Through the 1930s and 1940s, the Bellingham waterfront saw major commercial activity and in 1963 one of the world’s largest paper companies, Georgia-Pacific, took over the pulp and tissue mills on the Whatcom Waterway. In its heyday, Georgia-Pacific’s Bellingham operation included the state’s largest ethanol distillery, a research lab and a chlorine plant. At one time, 1,200 local people were employed by Georgia-Pacific, but the industry slowly went into decline, finally closing its doors in the 2000s.

After the closure of the pulp mill, the Port of Bellingham purchased the site and began an extensive environmental cleanup.
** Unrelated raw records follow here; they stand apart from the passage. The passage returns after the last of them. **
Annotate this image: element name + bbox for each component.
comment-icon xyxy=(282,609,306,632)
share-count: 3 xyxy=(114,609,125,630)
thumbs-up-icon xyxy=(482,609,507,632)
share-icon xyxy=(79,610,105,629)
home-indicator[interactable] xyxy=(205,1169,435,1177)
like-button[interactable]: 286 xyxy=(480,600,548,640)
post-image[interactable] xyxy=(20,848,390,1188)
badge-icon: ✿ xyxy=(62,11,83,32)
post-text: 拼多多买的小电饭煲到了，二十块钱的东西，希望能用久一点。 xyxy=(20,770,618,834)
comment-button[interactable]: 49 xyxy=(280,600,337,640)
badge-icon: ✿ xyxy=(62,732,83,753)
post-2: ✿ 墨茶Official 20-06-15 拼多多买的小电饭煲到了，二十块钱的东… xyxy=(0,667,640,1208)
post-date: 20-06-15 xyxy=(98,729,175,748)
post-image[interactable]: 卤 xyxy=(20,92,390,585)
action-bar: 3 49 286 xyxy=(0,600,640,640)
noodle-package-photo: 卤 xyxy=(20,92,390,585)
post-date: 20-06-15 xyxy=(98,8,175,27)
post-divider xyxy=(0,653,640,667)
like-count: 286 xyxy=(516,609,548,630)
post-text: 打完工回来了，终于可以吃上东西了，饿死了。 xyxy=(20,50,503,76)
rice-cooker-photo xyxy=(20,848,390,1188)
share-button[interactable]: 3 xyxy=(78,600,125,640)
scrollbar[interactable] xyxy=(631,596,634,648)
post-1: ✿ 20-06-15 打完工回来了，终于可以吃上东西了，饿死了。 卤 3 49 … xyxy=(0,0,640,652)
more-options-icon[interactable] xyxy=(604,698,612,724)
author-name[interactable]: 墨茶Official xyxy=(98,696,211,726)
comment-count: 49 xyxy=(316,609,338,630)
The City committed to long-term investment and agreed to build new streets and services to the site, dedicating land for public parks, waterfront trails and ecological restoration. The Port and City have partnered to develop a Heritage Trail Concept which includes recommendations on how to showcase historic icons remaining from Georgia-Pacific’s pulp and tissue mill. In 2013, the Port entered into an agreement with Harcourt Bellingham LLC. to develop the Downtown Waterfront area and as of 2019, completed projects include the restoration of the historic Granary Building and Waypoint Park.

The Granary is now a six-storey over basement retail & office building, renovated and modernized after having been abandoned for years. Conversion of the historic grain elevator, which began in 2015, was the first building to be renovated by Harcourt Developments.